As an aside, Eastbourne was lovely when the sun shone – less lovely when being battered by torrential rain. Plus, the beach was closed for maintenance (they needed to re-arrange the pebbles) – what’s that about? 

Not so bleary eyed

As I’ve got a presentation with some distinguished members of staff this morning, it’s probably just as well that I’m not in the state that past mornings after the Academy Awards have found me. Watching the highlights brought back memories of past ceremonies when the sun dawned finding me even more bleary-eyed than usual.

Back in the day, when the BBC showed the Oscars live, it became something of a tradition to stay up and watch the whole thing – it became an endurance event akin to the marathon.

The year James Cameron did a little better than he did last night (1999 – Titanic year) my school friends and I held an Oscars party in a house conveniently close to school. If memory serves me correctly, we ate a lot of jelly (with jelly babies suspended within it) and one particularly eager friend made up a hugely complicated points system based on how many categories we correctly guessed the winners of… [To think, other 17 year olds would simply have got drunk!] It’s a miracle we made it into school the next morning, though I suspect I was keen to be at my triple American politics lesson…

A few years later, determination to complete this feat helped to cement my friendship with Ian [3 weeks till he’s in England – yay!]. We struggled to stay awake whilst sat on the world’s most uncomfortable sofas (wooden arms – eurghh!) and he caved significantly earlier than I did. In fact, I know for a fact that by the time I went to bed it was light and the building’s cleaners were already in.

The thing is, I think the key to successfully completing this marathon is to care about the results. I know that it doesn’t really matter and that the winning movies/actors aren’t necessarily the best, but you probably need to have watched the majority of front runners in order to have a modicum of opinion.

This is where I would fail – big time – this year. The only film I’d watched that made it into any of the categories was the latest Harry Potter (nominated for best cinematography). [I did also watch almost an hour of In the Loop last night, which was nominated for best adapted screenplay, but I don’t think that really counts.]
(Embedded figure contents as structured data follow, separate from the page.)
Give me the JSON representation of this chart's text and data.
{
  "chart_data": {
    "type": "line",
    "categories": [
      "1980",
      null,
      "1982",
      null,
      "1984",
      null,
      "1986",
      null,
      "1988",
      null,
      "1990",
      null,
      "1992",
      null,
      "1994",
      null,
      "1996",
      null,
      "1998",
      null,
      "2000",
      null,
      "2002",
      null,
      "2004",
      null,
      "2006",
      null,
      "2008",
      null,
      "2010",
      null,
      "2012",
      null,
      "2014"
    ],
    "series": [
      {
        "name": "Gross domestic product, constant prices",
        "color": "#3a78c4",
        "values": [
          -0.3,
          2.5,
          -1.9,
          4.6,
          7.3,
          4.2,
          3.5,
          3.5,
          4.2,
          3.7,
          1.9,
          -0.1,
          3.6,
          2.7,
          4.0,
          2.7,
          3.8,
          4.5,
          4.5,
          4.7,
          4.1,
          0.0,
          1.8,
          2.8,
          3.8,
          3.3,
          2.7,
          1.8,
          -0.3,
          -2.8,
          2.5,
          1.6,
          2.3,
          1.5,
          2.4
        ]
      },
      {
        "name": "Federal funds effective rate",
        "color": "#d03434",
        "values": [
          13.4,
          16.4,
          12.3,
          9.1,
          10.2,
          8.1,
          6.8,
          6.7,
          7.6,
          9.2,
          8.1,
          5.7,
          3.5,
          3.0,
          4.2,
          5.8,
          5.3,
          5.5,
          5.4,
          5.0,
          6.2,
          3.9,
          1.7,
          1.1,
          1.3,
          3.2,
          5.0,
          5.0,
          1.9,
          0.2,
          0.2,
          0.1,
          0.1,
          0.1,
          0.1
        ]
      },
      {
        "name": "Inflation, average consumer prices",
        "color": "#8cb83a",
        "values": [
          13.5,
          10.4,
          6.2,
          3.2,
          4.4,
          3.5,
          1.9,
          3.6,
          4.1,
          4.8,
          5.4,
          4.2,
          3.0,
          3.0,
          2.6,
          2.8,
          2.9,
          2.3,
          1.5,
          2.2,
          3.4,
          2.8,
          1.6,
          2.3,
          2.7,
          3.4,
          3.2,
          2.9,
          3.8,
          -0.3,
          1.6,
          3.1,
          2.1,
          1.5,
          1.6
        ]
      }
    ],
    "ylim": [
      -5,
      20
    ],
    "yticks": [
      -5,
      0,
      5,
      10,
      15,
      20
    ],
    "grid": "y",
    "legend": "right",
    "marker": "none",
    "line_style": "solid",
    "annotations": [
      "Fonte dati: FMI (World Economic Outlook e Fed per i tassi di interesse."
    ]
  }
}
I am shocked and appalled at myself. I do love films, but I’m not massively keen on cinemas and I think I’m at the point where Avatar‘s hype is going to cement a stubborn will in me never to see it. My useful and local friend with whom I watch most films moves to California in a matter of weeks, so I will actually need to motivate myself if I’m ever to hold my own in film conversation again…

Maybe this time next year I’ll be capable of an intelligent piece of prose detailing the pros and cons of the various nominees. Maybe…

[And also, it just me, or is anyone else having a hard time coming to terms with Sandra – Miss Congeniality – Bullock winning Best Actress? Or is it just because The Proposal left such a bad taste in my mouth??]